A więc to był on jak to było możliwe? Nie potrafiłam pojąć, czy to los ze mnie drwił i czy dawał mi jakiś znak. W tamtej chwili chciałam do niego napisać.. lecz nie mogłam, nie potrafiłam. Założyłam na siebie sweter i opatuliłam się nim ciaśniej. Pachniał nim. Był przesiąknięty zapachem wody kolońskiej, która była mocna, a zarazem lekko słodkawa. Ten zapach przyniósł mi chwilowe ukojenie. Poczułam się bezpieczniej, tak jakby to ten przypadkowy, nieznajomy chłopak stał obok I obejmował mnie w taki ciepły sposób. W końcu poszłam do toalety, wyrywając się z tych myśli, gdy wróciłam w moim pokoju była Liv mój ojciec oraz lekarz. Rozmowa nie należała do zbyt prostych. Wiedziałam, że musiałam zamknąć jakiś etap w moim życiu. Lekarz mówił o odwyku, wiedziałam, że muszę się na niego zgodzić, dla dobra swojego i bliskich. Problem był jednak taki, że nie chciałam.. . Tym razem musiałam być silna dla siebie. Musiałam zadbać w końcu o siebie.. o swoje zdrowie psychiczne i fizyczne. Leki przestawały działać, moje ciało zaczynało mnie boleć.. zaczynałam co raz bardziej odczuwać to wszystko co się stało. Lekarz poinformował mnie i moich bliskich o tym, że w szpitalu mam zostać jeszcze trzy kolejne dni.. podczas, których zacznę pracę z psychologiem. Pierw chciałam się nie zgodzić, ale wiedziałam, że nikt mi tego nie odpuści.. . Stwierdziłam, że poudaje trochę, żeby szybciej dano mi spokój.. . Tamtą noc spędziłam sama, w szpitalnym pokoju, nie było obok nikogo. Lekarz kazał mojemu ojcu i mojej przyjaciółce wrócić do domu i w końcu się wyspać. Bo po wyjściu ze szpitala będę potrzebować dużego wsparcia. Kiedy zostałam już całkiem sama, sięgnęłam po telefon, chciałam zobaczyć co działo się przez ostatnie dwa tygodnie. Pierwsze co weszłam w wiadomości. Od razu dostrzegłam sms-a od nieznajomego.

Nieznajomy:

- Dzisiaj minął piętnasty dzień odkąd jesteś w śpiączce, odwiedzam Cię codziennie. Przyglądam się z bezpiecznej odległości.. jesteś piękna. Tak bardzo chciałbym Cię znów usłyszeć.

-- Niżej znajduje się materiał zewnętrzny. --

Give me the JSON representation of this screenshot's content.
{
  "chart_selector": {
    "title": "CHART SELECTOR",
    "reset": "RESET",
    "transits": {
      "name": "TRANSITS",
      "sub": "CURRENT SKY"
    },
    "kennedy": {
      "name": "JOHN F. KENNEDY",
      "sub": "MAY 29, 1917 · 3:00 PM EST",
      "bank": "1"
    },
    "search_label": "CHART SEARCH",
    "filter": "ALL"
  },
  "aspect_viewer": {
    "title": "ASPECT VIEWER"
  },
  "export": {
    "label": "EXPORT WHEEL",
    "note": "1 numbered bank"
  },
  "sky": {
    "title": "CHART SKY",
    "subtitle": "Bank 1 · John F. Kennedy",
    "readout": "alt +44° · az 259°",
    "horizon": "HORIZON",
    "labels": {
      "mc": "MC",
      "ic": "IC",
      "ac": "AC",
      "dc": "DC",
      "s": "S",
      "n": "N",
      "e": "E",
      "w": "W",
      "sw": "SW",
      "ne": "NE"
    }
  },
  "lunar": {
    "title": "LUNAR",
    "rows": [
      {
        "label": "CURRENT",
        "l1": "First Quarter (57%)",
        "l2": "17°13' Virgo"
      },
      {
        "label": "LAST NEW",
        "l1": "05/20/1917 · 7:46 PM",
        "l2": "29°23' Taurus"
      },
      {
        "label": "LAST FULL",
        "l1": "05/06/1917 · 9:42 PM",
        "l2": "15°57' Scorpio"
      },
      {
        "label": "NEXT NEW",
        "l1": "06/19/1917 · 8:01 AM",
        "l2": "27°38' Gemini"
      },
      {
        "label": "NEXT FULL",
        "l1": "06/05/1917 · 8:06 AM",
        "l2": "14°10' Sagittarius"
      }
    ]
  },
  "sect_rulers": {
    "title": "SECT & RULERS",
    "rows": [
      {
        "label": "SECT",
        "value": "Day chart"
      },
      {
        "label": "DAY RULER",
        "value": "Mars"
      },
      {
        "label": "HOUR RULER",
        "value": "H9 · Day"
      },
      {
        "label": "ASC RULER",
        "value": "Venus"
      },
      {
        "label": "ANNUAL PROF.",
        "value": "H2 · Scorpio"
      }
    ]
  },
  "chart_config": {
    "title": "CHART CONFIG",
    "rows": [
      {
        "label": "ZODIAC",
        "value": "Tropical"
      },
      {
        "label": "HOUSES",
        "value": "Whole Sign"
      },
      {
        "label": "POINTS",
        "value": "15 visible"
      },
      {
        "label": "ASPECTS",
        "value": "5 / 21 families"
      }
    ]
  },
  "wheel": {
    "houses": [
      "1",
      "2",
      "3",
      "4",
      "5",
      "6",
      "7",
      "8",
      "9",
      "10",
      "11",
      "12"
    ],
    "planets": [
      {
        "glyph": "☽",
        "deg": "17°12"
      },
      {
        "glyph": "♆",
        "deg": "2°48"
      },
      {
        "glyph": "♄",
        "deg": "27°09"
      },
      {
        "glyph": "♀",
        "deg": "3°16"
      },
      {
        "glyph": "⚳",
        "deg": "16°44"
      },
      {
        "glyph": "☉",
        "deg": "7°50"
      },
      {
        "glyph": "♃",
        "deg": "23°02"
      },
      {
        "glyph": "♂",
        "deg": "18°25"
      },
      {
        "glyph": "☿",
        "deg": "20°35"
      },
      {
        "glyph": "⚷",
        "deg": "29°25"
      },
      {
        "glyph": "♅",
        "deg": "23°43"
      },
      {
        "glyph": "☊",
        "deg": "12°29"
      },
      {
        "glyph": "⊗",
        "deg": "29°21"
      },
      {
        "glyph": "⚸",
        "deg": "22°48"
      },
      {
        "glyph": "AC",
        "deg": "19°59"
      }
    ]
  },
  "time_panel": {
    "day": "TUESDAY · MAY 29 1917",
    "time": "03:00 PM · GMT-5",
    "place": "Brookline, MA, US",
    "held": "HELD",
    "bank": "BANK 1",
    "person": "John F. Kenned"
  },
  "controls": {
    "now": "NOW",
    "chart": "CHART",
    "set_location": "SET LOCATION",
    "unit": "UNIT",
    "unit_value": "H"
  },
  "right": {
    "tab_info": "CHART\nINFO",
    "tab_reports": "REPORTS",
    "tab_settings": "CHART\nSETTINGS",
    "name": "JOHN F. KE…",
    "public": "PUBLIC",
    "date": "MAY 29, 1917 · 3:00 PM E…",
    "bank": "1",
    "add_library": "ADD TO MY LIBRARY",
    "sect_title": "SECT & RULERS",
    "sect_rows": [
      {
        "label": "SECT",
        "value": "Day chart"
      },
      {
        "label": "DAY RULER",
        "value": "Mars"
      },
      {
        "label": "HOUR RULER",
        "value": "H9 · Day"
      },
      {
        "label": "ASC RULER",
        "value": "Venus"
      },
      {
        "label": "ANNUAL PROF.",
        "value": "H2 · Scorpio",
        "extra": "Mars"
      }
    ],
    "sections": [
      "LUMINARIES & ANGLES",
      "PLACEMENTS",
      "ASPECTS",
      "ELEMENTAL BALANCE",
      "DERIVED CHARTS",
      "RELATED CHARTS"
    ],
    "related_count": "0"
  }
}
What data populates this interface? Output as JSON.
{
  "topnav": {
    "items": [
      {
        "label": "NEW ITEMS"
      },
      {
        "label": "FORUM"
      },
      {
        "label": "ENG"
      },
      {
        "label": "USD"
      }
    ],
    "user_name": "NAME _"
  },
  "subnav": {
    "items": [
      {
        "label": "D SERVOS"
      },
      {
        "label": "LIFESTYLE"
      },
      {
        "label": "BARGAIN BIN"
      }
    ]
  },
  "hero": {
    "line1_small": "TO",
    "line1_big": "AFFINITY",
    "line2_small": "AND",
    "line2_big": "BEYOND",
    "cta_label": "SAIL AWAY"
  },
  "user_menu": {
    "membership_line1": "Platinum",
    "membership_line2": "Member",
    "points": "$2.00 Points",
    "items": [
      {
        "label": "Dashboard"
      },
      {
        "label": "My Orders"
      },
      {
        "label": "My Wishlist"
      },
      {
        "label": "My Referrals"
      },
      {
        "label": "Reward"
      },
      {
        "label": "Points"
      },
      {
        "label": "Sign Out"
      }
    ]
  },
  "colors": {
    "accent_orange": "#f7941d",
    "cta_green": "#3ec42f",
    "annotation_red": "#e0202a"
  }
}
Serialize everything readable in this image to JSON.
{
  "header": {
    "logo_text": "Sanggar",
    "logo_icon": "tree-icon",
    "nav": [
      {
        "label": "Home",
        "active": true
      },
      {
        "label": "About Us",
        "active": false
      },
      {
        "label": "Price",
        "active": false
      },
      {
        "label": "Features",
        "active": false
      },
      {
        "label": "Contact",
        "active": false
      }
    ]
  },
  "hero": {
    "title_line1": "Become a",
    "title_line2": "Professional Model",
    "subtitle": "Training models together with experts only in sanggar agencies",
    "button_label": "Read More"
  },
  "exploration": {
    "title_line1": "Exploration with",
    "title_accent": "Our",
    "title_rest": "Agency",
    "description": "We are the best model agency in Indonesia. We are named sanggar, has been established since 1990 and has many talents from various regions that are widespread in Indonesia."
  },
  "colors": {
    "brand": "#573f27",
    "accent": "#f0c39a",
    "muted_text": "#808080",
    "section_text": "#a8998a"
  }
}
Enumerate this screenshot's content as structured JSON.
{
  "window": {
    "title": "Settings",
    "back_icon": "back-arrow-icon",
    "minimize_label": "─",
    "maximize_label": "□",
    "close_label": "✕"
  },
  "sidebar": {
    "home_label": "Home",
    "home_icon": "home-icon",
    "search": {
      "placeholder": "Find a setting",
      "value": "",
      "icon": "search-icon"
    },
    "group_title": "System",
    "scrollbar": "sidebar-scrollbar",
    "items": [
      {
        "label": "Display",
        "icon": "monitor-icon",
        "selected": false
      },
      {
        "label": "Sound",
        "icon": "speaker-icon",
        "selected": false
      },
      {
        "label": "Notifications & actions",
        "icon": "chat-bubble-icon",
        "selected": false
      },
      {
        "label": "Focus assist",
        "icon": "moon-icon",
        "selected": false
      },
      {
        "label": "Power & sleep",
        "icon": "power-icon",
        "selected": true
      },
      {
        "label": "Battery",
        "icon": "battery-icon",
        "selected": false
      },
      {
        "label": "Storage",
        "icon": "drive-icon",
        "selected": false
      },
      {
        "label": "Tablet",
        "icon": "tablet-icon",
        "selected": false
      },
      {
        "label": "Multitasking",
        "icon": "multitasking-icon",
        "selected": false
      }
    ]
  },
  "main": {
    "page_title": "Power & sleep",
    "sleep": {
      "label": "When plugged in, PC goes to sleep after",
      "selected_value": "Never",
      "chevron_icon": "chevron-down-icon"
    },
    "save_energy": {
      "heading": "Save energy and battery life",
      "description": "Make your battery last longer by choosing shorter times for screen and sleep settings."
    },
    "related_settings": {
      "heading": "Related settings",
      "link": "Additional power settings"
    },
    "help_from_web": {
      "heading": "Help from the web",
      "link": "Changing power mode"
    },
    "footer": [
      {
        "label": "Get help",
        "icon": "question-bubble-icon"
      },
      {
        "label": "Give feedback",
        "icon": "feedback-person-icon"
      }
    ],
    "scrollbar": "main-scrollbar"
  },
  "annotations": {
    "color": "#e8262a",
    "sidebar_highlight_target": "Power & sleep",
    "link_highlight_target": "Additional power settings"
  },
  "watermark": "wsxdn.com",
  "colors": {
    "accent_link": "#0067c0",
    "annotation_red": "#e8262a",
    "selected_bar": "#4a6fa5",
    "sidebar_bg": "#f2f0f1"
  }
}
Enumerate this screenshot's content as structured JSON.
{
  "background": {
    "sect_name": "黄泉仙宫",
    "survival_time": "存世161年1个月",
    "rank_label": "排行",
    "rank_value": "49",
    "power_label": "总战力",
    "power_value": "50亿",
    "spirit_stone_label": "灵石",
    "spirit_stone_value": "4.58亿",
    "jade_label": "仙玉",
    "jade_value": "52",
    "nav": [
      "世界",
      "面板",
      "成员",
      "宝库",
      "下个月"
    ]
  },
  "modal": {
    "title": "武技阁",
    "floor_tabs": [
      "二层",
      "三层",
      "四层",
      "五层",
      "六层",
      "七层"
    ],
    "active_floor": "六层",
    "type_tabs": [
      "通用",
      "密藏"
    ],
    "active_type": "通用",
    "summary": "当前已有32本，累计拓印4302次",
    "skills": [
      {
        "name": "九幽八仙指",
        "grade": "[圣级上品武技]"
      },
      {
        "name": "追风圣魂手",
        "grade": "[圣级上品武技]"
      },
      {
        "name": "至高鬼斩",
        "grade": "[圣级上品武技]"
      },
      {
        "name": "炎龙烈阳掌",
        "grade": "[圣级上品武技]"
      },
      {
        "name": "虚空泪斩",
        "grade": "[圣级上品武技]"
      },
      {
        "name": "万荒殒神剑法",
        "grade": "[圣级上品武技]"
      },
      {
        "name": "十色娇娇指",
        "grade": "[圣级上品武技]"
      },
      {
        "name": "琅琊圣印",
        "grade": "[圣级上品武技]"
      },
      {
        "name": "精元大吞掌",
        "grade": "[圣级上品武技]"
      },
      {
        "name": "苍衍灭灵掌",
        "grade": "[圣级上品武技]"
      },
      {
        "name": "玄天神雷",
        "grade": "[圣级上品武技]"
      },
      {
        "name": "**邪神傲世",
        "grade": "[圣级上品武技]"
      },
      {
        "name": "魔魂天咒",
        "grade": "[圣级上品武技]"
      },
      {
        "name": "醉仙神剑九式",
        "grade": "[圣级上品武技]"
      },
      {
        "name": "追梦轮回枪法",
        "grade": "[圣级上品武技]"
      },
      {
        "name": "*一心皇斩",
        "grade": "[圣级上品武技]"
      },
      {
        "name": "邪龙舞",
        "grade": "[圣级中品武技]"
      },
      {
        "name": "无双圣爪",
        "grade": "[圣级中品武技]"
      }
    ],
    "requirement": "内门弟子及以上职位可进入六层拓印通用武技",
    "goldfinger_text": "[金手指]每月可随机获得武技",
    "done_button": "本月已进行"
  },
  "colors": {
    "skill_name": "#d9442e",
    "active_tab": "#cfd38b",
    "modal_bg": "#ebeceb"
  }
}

Przyglądałam się treści, cofnęłam się do starszych wiadomości, dostrzegłam to, że nieznajomy pisał do mnie codziennie, opisując mi co czuje i jak dzisiaj wyglądam. Mimo, że mnie nie znał, próbował zrobić cokolwiek bym poczuła się inaczej.. lepiej. Chociaż nie było to normalne, a wręcz psychopatyczne, ale ja byłam zaślepiona tym, że miałam nadzieję, że on po prostu w taki sposób chcę pokazać, że mu zależy.

Znowu nie wiedziałam, kiedy zaczęłam odpisywać.. pisałam, nie wiedziałam czy to ma jakieś znaczenie, czy treść, którą zawarłam w wiadomości ma jakiś sens, ale pisałam. Nie sądziłam, że mi odpisze, ale miałam cicha nadzieję na to, że jednak to zrobi. Nawet, w którymś momencie przez głowę przeszła mi myśl, że ucieszył by mnie telefon od niego. Chciałam usłyszeć jego piękny zachrypnięty głos, silny bas, który był tak mocny, że dostawałam gęsiej skórki. Wysłałam wiadomość.. i nagle telefon zawibrował, tak jakby jego właściciel tylko czekał na odpowiedź.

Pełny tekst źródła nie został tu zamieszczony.